On Saturday, I got married.
People keep asking me what was my favorite part. It’s too hard for me to pick one part, so my answer to everyone has been all of it.
My wedding was perfect in every way, even though it wasn’t.
It wasn’t perfect because I long ago learned there is no such thing.
Ask my dad and my husband (hehe, it still sounds so funny to call him that). My mom and I sat and complained for hours on Sunday and Monday about all the little things that went wrong. Even though it really didn’t matter.
It’s just that we put so many hours into planning the best wedding ever. We sweated the small stuff and the tiniest details and all of it was worth it, even when it didn’t work out quite the way we envisioned.
From overly excited to appropriately detached
Growing up, I got excited easily about small things. This sometimes confused people who didn’t know me well and I even remember my friends calling me out about my outbursts of excitement over what seemed like insignificant events.
If a song came on the radio that I liked, I might scream out in delight and begin singing at the top of my lungs. I didn’t feel like there was anything wrong with it, but I think it might have embarrassed the people I was with because I was drawing unwanted attention and stares from strangers. Since I’ve never cared much what people think about me, it never phased me.
I remember taking a class in college on Buddhism along the same time as my yoga journey seriously started. In Buddhism, the concept of detachment is a central component. In yoga, while not as central a tenet as in Buddhism, detachment is a HUGE part of the practice of Karma Yoga (see my recent post about the four kinds of yoga and how karma yoga may or may not fit into your life.)
As an easy-to-overly-excite individual, I didn’t quite understand detachment. It seemed to me that detachment was the equivalent to emotionless and I couldn’t comprehend the benefits of suppressing emotion.
Over time, I’ve come to learn through experience the handiness of a detached attitude.
Practicing detachment is what allowed me to have a perfect wedding even when things went wrong.
Practicing detachment can allow you to have a perfect day every day, even when things don’t go your way.

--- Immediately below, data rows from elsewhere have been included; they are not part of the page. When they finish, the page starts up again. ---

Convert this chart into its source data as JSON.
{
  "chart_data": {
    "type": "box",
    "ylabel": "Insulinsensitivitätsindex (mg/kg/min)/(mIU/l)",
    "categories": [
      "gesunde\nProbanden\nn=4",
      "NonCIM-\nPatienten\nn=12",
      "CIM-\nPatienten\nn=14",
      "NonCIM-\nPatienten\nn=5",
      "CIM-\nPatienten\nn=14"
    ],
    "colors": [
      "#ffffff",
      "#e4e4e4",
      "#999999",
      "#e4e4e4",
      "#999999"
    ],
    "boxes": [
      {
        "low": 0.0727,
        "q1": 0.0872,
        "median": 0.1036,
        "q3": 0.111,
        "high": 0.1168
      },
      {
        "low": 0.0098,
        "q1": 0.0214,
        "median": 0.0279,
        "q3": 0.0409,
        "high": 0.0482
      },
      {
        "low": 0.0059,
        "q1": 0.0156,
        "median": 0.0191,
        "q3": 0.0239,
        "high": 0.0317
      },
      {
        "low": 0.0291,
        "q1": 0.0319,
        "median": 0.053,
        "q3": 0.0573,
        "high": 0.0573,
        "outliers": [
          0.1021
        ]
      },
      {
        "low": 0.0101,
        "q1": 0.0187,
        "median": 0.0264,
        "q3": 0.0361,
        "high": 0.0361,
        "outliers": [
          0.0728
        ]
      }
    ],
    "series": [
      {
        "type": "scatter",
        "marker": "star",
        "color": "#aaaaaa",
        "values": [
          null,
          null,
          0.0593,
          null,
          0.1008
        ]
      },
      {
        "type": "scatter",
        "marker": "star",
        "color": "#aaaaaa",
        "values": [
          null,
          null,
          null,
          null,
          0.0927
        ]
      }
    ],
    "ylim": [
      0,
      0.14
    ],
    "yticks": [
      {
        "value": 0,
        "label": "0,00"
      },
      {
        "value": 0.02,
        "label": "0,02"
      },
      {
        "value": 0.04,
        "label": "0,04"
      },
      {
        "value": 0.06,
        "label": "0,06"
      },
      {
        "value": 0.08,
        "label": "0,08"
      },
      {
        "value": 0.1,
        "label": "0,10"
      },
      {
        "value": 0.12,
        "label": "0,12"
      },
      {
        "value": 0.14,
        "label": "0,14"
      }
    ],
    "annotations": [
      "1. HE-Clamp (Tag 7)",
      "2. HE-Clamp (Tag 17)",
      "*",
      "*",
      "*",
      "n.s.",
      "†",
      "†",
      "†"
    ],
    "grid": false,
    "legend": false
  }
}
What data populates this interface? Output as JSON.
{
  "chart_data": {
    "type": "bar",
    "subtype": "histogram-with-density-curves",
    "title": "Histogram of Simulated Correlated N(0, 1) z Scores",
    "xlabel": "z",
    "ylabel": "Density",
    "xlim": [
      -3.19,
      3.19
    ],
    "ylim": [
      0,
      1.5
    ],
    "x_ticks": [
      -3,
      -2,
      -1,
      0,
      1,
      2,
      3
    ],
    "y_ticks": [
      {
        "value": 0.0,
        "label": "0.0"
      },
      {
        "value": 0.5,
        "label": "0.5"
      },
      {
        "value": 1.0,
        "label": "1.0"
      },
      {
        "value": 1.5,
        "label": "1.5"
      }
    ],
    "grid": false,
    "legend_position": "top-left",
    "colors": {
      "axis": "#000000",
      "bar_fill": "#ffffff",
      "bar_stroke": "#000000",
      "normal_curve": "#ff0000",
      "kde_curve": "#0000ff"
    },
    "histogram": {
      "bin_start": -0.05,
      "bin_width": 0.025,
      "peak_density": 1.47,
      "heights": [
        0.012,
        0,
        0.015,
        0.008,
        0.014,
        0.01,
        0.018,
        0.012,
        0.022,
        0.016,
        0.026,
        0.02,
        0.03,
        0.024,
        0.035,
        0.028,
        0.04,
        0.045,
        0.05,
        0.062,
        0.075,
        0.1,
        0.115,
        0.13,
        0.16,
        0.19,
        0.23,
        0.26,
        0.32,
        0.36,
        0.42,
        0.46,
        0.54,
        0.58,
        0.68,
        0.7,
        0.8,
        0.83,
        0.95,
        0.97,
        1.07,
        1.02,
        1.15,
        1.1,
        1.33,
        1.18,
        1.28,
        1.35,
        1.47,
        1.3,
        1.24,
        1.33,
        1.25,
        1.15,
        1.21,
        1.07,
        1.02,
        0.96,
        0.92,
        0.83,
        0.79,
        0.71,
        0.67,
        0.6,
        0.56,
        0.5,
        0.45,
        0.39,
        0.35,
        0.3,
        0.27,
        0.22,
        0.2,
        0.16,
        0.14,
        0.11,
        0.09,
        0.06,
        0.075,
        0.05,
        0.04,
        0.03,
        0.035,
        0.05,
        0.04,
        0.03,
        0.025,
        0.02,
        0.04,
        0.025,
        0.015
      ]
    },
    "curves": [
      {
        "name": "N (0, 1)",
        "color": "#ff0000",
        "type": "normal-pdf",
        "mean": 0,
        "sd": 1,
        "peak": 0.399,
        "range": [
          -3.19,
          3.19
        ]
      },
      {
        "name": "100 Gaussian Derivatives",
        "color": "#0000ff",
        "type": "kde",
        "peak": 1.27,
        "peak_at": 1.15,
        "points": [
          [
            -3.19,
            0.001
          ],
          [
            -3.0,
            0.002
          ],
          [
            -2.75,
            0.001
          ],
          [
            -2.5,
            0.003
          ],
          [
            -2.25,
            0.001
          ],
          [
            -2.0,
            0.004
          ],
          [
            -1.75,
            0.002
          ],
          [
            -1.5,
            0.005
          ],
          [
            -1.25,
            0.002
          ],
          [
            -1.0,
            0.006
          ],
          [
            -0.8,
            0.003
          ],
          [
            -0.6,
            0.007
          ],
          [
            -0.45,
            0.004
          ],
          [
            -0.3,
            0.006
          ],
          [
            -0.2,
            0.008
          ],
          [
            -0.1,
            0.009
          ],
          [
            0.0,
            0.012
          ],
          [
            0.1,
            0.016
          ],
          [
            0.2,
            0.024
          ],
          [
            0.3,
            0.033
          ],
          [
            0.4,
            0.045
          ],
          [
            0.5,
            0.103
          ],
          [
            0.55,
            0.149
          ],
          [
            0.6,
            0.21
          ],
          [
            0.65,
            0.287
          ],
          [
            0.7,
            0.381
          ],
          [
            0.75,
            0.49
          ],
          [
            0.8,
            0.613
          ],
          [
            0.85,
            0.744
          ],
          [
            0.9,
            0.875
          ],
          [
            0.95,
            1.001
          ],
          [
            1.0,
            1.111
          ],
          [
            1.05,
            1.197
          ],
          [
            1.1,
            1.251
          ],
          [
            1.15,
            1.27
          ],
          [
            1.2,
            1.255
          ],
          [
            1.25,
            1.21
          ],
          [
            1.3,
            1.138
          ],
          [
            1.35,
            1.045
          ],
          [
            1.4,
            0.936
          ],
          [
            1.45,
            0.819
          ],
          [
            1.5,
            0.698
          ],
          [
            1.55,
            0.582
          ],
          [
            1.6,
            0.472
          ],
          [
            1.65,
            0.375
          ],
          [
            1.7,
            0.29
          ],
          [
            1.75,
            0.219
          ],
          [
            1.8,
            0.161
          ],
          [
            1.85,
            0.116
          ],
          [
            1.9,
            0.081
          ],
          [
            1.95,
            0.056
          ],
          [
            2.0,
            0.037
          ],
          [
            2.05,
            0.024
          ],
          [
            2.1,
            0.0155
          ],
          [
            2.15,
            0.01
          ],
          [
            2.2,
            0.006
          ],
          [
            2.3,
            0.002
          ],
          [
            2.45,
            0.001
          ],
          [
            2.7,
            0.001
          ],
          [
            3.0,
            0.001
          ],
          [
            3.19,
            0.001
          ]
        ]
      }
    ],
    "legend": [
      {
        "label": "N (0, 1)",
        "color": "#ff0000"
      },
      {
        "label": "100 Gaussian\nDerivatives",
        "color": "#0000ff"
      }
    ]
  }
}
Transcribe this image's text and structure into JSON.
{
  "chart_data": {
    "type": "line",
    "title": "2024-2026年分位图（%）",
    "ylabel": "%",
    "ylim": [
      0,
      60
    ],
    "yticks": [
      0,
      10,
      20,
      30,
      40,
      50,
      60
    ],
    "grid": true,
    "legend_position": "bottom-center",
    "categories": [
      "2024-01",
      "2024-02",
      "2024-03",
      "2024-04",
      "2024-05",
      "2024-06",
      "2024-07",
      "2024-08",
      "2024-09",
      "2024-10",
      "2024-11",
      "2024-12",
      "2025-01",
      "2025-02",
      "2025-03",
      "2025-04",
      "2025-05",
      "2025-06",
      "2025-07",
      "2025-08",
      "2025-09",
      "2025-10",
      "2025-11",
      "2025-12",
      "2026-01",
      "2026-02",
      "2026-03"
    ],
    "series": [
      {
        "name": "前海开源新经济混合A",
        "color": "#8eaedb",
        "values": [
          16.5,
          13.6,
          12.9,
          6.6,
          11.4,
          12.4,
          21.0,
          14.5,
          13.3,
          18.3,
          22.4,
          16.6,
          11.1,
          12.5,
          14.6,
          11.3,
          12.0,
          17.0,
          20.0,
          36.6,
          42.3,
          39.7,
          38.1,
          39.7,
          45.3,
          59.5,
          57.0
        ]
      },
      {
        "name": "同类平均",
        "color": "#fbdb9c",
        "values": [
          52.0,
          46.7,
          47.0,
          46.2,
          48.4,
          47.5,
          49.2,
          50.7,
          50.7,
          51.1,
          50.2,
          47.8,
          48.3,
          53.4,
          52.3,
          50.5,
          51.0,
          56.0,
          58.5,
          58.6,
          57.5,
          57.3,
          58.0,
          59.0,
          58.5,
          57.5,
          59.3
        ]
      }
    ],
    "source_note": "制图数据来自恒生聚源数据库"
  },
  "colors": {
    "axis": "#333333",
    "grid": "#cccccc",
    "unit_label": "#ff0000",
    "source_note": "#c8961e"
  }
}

Detachment is not about burying emotion. Burying emotion is not handy. Although I’m not a doctor and can’t tell you what burying emotion will do to you with certainty, I can let you know that through my teaching experience I have seen the number that emotion burying will do to your hips and shoulders, and it’s not pretty.
Detachment is doing your best without worrying about the outcome.
I tried my best to do what I could to create the most fun wedding. When it came time to the actual day, I enjoyed whatever happened. That’s what made it fun.
I didn’t sweat when we discovered there was a miscommunication with the cake designer and the florist and the flowers the florist brought to put on the cake were replaced with edible flowers the cake baker made accidentally.
I didn’t worry when the dinner service was SO slow.
I laughed when I messed up parts of my dance with my husband and with my dad.
It didn’t bother me when we learned two days before the wedding that one of our groomsmen may or may not make it to the wedding because of a work conflict (he made it for the ceremony and the pictures and then had to leave before the reception).
Detachment as a mindset
When you hear about bridezilla’s, these are the people who work so hard to create a perfect wedding and then lose their minds when the tiny details don’t go exactly as planned. They stay attached to the outcome and allow the outcome to determine their mood and their mindset.
I determined my mindset from the beginning. On the morning of my wedding, I practiced yoga on the rooftop deck where I would get married hours later. I set the intention to go with the flow and have fun, and that was my focus the entire day.
I could have set an intention to have a perfect day. But that would have been fruitless since the chase for perfection is an illusion and completely not worth the pain, struggle, and unnecessary misery.
When things that I’d worked toward for a year didn’t turn out, detaching from the outcome and committing to the present moment worked wonders.
From the original source
In the Yoga Sutras, Patanjali (the author), writes
According to an article in Yoga Journal this translates to: “In order to achieve a state of yoga, one must develop both practice and detachment.”
In other words, detachment is not about going through your daily life and just not caring. It’s about caring, and also not caring when things don’t turn out. It’s about caring, and also not caring when things do turn out.
It’s about being present in each and every moment.
Practice detachment in your daily life
Are there events, situations, or circumstances in your life where it would help to adopt a detached attitude?
To practice detachment on a daily basis, first create a daily intention, or an intention directly related to a goal you’re working toward.
As you move toward your goal, practice detaching to the outcome and staying present with what you really want to achieve. If something goes wrong, great. If something goes right, great.
Keep going! Keep trying! Keep smiling! And keep revisiting your intention. It’s allowed to change as time goes on, as long as you know that you’re working towards living in the present moment and not towards a particular outcome.
Good luck developing your detached attitude. Know that this is a daily practice and it will take time. Some days will be better then others. Remember, you get to choose when you want to start practicing your yogic skills.